In another post I got the suggestion to switch to while read line; do … done < "$pipe" (function below) instead of while true; do … read line < "$pipe" … done to not close the pipeline on every line read. This reduces the frequency of the problem but still it happens: Some Lines are missing and sometimes a xargs: bash: terminated by signal 13.

printStateInLoop() {
  local pipe="$1"
  local total="$2"
  local finished=0

  echo "Progress: $finished of $total"
  while [ $finished -lt $total ]; do
    while read line; do
      let finished++
      # In final script I would need to do more than just logging
      echo "Progress: $finished of $total"
    done <"$pipe"
  done
}

A lot of people on SO suggested to use parallel or pv for doing this. Sadly those tools aren't available on the very limited target platform. Instead my script is based on xargs.

Sebastian Barth
  • 4,079
  • 7
  • 40
  • 59
  • 1
    Have you considered having each writer obtain a lock on the pipe before writing to the pipe? a google search on `bash linux flock write pipe` brings up several hints including a promising looking answer to [FIFO with single READER and multiple WRITERS in BASH](https://stackoverflow.com/q/64486022) – markp-fuso Nov 08 '20 at 21:29
  • 1
    There is no interlocking on writes to the pipe. Quite possible events will get overwritten. Maybe you need to interlock the processes (flock?). Or write each to a separate pipe and gather the results – Dale Nov 08 '20 at 21:29
  • Thank you. That indeed solved the problem.
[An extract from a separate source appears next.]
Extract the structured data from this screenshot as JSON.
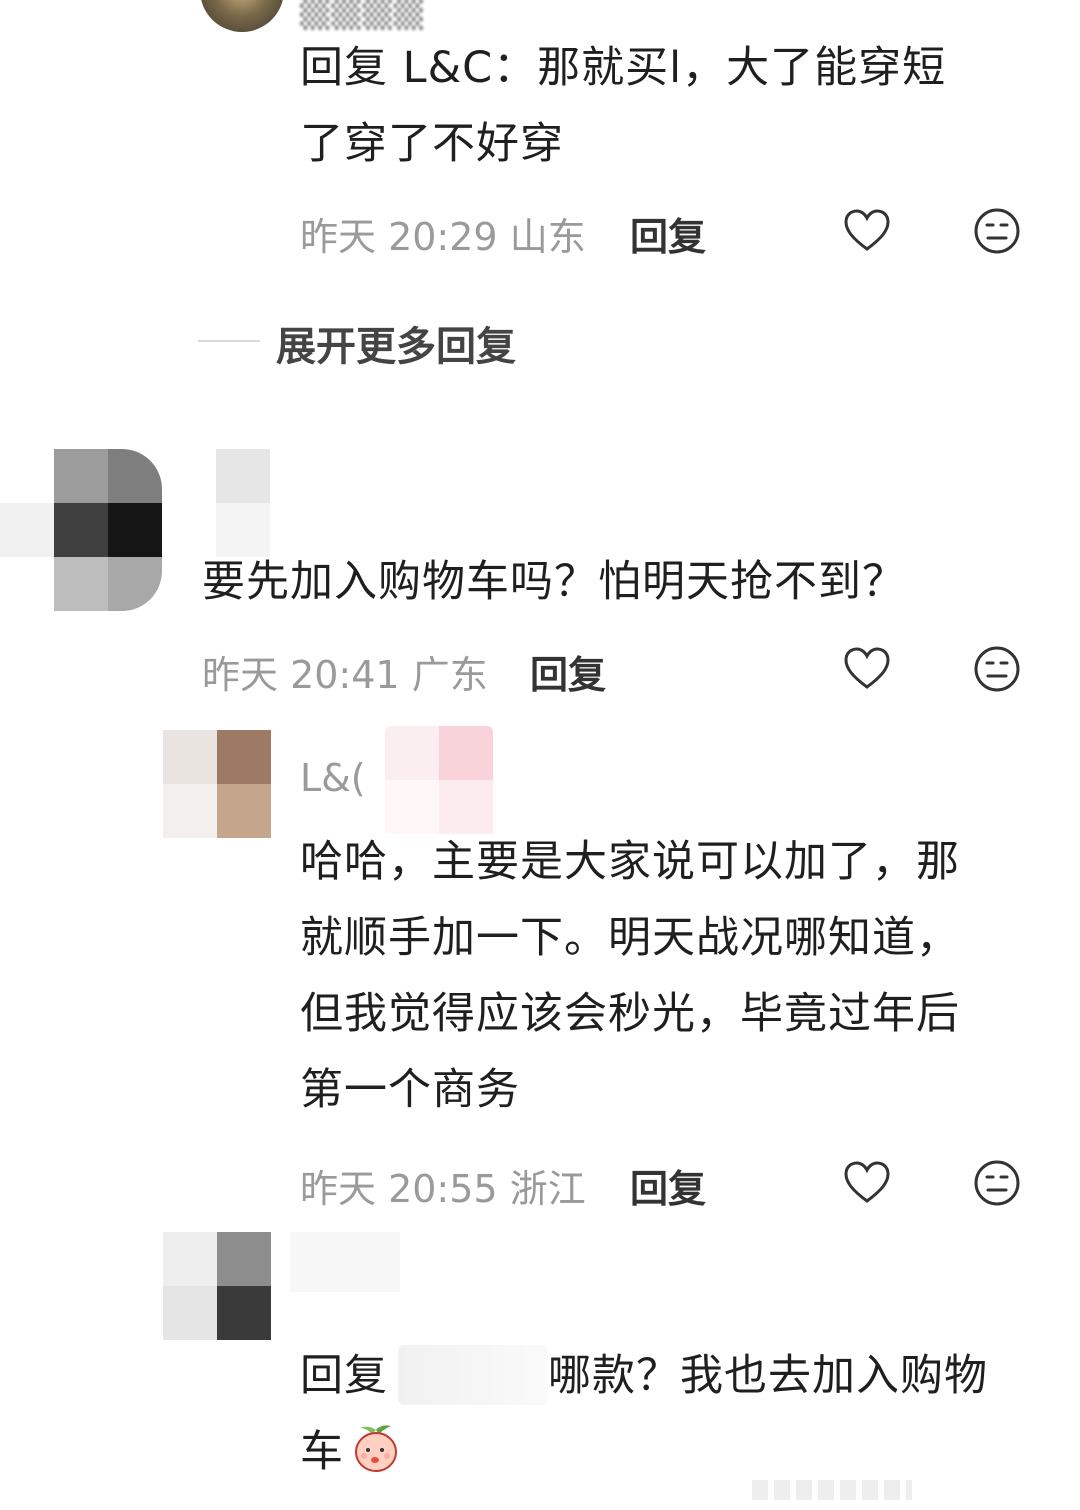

I have already searched for a file lock mechanism but obviously did not use the right search terms. – Sebastian Barth Nov 08 '20 at 21:51

1 Answers1

0

The solution (as pointed out by @markp-fuso and @Dale) was to create a file lock.

Instead of:

echo "$number" >"$pipe"

I now use flock to create/wait for a lock first:

flock "$pipe.lock" echo "$number" >"$pipe"
Sebastian Barth
  • 4,079
  • 7
  • 40
  • 59